Chapter 1 Introduction

1.1 What Is AnVIL?

AnVIL is NHGRI’s Genomic Data Science Analysis, Visualization, and Informatics Lab-Space. It provides a platform for performing genomic data analysis on the cloud.

1.2 Does AnVIL Cost Money?

Through AnVIL, you pay for computing resources as you use them. If you’d like to try it out, new users can claim a $300 Google Cloud credit to test out the platform and perform some small analyses.

We also provide a cost estimator.

1.3 Where Can I Get Help?

Please visit our community support forum at help.anvilproject.org with any questions (or suggestions!) you may have.

You can also visit the Getting Started Guide and anvilproject.org/learn for additional resources.

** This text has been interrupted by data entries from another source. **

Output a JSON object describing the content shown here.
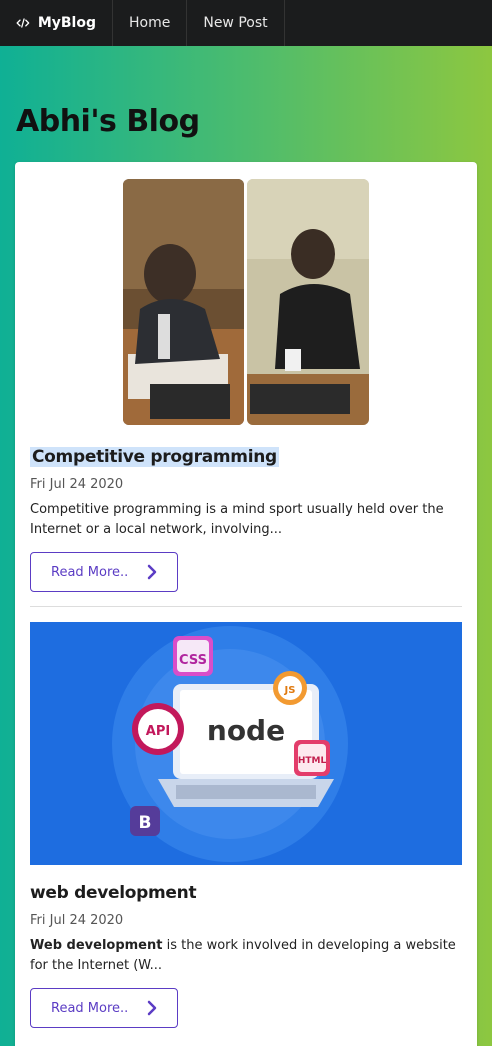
{
  "nav": {
    "brand": "MyBlog",
    "items": [
      "Home",
      "New Post"
    ]
  },
  "page": {
    "title": "Abhi's Blog"
  },
  "posts": [
    {
      "title": "Competitive programming",
      "date": "Fri Jul 24 2020",
      "excerpt": "Competitive programming is a mind sport usually held over the Internet or a local network, involving...",
      "button": "Read More.."
    },
    {
      "title": "web development",
      "date": "Fri Jul 24 2020",
      "excerpt_bold": "Web development",
      "excerpt_rest": " is the work involved in developing a website for the Internet (W...",
      "button": "Read More..",
      "image_labels": {
        "css": "CSS",
        "js": "JS",
        "api": "API",
        "node": "node",
        "html": "HTML",
        "bootstrap": "B"
      }
    }
  ],
  "colors": {
    "accent": "#5b3cc4",
    "navbar": "#1b1c1d",
    "highlight": "#cfe3fa"
  }
}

1.4 Activate scroll_highlight Feature

Note that some sections of this book cover steps in a lot of detail. When navigating the table of contents, you can click subsection (e.g., 2.2, 4.2) headers a second time to expand the table of contents and enable the scroll_highlight feature. This can help you follow the separate steps within more clearly.

Double-clicking on the H2 headers (for example, 2.2) will expand the contents for view using the 'scroll_highlight' feature.

1.5 Why should I use AnVIL?

You may be wondering if AnVIL is a good choice for your class. We feel the answer is an unequivocal YES!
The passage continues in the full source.